| name | rl-isaaclab-cluster-ops |
| description | Submit, monitor, sync, and ledger Moleworks IsaacLab RL runs in `moleworks_ext`. Use when preparing a smoke test, launching Euler jobs, debugging failed Slurm runs, syncing experiments, comparing run configs, or updating `docs/EXPERIMENTS_ONGOING.md` and `docs/EXPERIMENTS_RUN.md`. |
IsaacLab Cluster Ops
Use this skill for cluster-side RL operations in moleworks_ext.
Source Of Truth
Read the repo workflow/docs before improvising:
docs/AI_RESEARCHER_WORKFLOW.md
docs/EXPERIMENTS_ONGOING.md
docs/EXPERIMENTS_RUN.md
docs/MULTI_GPU_TRAINING.md
docker/cluster/cluster_interface.sh
docker/cluster/sync_experiments.sh
scripts/utils/cluster_run_report.sh
scripts/utils/compare_run_configs.py
Hard Rules
- Local smoke first, with W&B disabled.
- Real training runs use W&B.
- Real Euler training runs should usually request
JOB_TIME=24h. Use 30m/4h only for smoke gates, startup validation, queue probes, or intentionally bounded debugging.
- If a 24h run has not saturated by its last evaluated checkpoint, continue from the best/latest checkpoint with another long run instead of treating the partial curve as converged. On Euler, chained 24h continuations are preferred over one fragile oversized job.
- Do not talk about "pulling a policy" unless the job actually trained one.
- Keep experiment docs current in the same work session as submit/sync/closeout.
- Prefer targeted live diagnostics and targeted sync before broad full-log sync.
Local Smoke Gate
Prefer preparing or running a tiny bounded smoke command before cluster launch:
export WANDB_MODE=disabled
/workspace/isaaclab/isaaclab.sh -p scripts/rsl_rl/train.py \
--task <TASK> \
--num_envs 4 \
--max_iterations 3 \
--headless
unset WANDB_MODE
Submit
Default cluster entrypoint:
JOB_TIME=24h NUM_GPUS=2 GPU_TYPE=rtx_3090 \
./docker/cluster/cluster_interface.sh job \
--task <TASK> \
--num_envs 64000 \
--max_iterations 10000
Notes:
- In multi-GPU mode,
--num_envs is the total across GPUs.
- With resume,
--max_iterations is additional learning iterations beyond the loaded checkpoint.
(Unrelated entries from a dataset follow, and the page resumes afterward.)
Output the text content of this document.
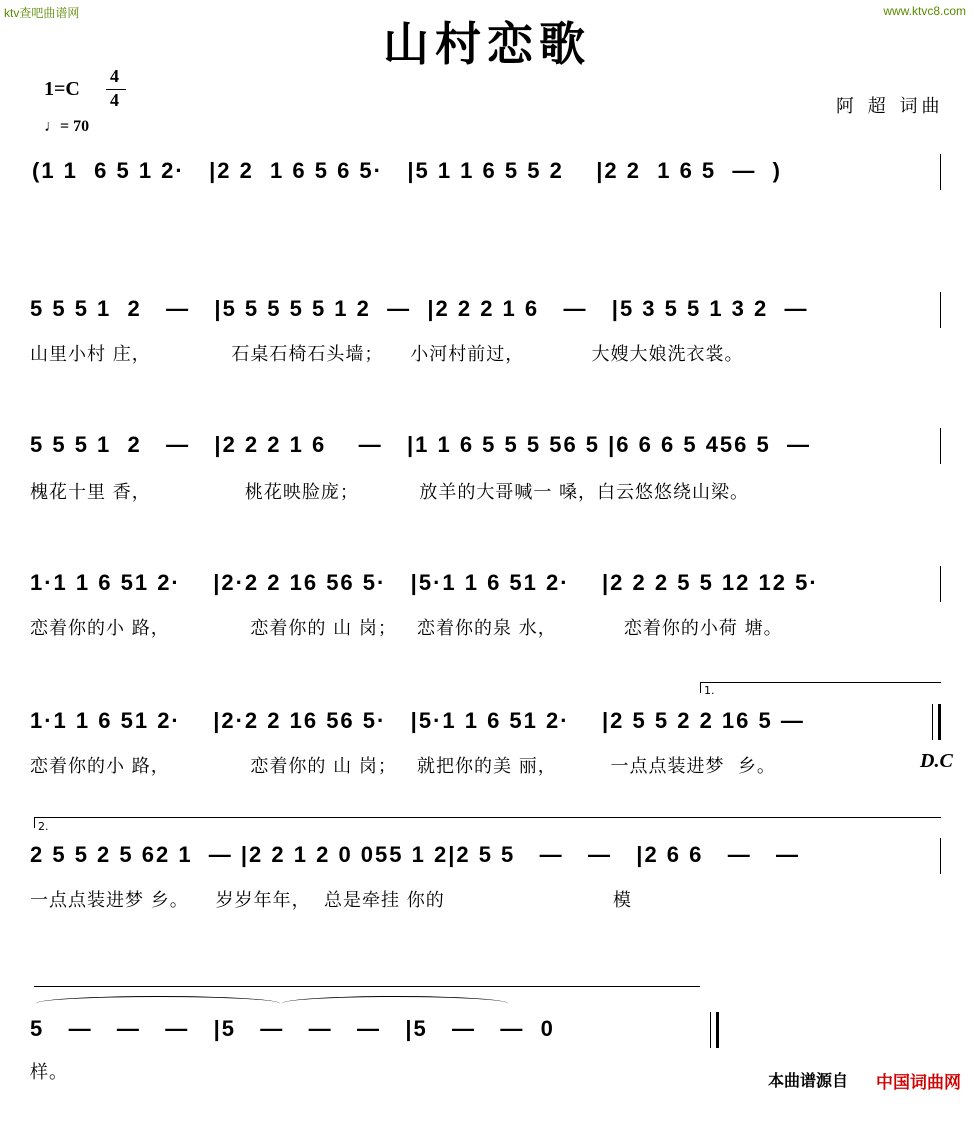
ktv查吧曲谱网	www.ktvc8.com
山村恋歌
1=C
4
4
♩= 70
阿 超 词曲
(1 1  6 5 1 2·   |2 2  1 6 5 6 5·   |5 1 1 6 5 5 2    |2 2  1 6 5  —  )
5 5 5 1  2   —   |5 5 5 5 5 1 2  —  |2 2 2 1 6   —   |5 3 5 5 1 3 2  —
山里小村 庄，            石桌石椅石头墙；    小河村前过，          大嫂大娘洗衣裳。
5 5 5 1  2   —   |2 2 2 1 6    —   |1 1 6 5 5 5 56 5 |6 6 6 5 456 5  —
槐花十里 香，              桃花映脸庞；         放羊的大哥喊一 嗓，白云悠悠绕山梁。
1·1 1 6 51 2·    |2·2 2 16 56 5·   |5·1 1 6 51 2·    |2 2 2 5 5 12 12 5·
恋着你的小 路，            恋着你的 山 岗；   恋着你的泉 水，          恋着你的小荷 塘。
1.
1·1 1 6 51 2·    |2·2 2 16 56 5·   |5·1 1 6 51 2·    |2 5 5 2 2 16 5 —
恋着你的小 路，            恋着你的 山 岗；   就把你的美 丽，        一点点装进梦  乡。	D.C
2.
2 5 5 2 5 62 1  — |2 2 1 2 0 055 1 2|2 5 5   —   —   |2 6 6   —   —
一点点装进梦 乡。    岁岁年年，  总是牵挂 你的                         模
5   —   —   —   |5   —   —   —   |5   —   —  0
样。	本曲谱源自 中国词曲网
- If using a git worktree, launch from that worktree root and prove the staged code copy matches the worktree.
Monitor And Debug
Use narrow checks first:
ssh euler 'squeue -u $USER'
ssh euler 'sacct -j <jobid> --format=JobID,State,Elapsed,Timelimit,Partition%12,ExitCode -P'
ssh euler 'tail -100 /cluster/scratch/<user>/moleworks_ext_<timestamp>/slurm-<jobid>.out'
ssh euler 'tail -50 /cluster/scratch/<user>/moleworks_ext_<timestamp>/slurm-<jobid>.err'
Preferred live diagnostic helper:
scripts/utils/cluster_run_report.sh
scripts/utils/cluster_run_report.sh --job-ids <jobA> <jobB> --sync-params
Use compare_run_configs.py before manual YAML archaeology:
python3 scripts/utils/compare_run_configs.py --run-a <runA> --run-b <runB>
Sync
Full sync when needed:
./docker/cluster/sync_experiments.sh
./docker/cluster/sync_experiments.sh --remove
Targeted-first workflow:
cluster_run_report.sh --job-ids ... --sync-params
- compare configs if needed
- full sync only when you need checkpoints or broader artifacts
Experiment Docs
Treat these as mandatory:
docs/EXPERIMENTS_ONGOING.md for live runs
docs/EXPERIMENTS_RUN.md for benchmarked/completed/stopped runs
For every new real run, record:
name
run_name
wandb_run
wandb_url
- environment
- date in UTC
- short intention
- job id and key artifact path when known
Before each monitoring report:
- reconcile
EXPERIMENTS_ONGOING.md against live squeue
- if a listed job is no longer live, treat it as finished by default
- benchmark/archive it, then move it to
EXPERIMENTS_RUN.md
Reporting Format
Use one-line snapshots:
<job_id> | <run_name> | <task> | wandb_run=<...> | wandb_url=<...> | timeout=<...> | full=<...> | close=<...>
Always include run_name, task, and W&B identity, not just job ids.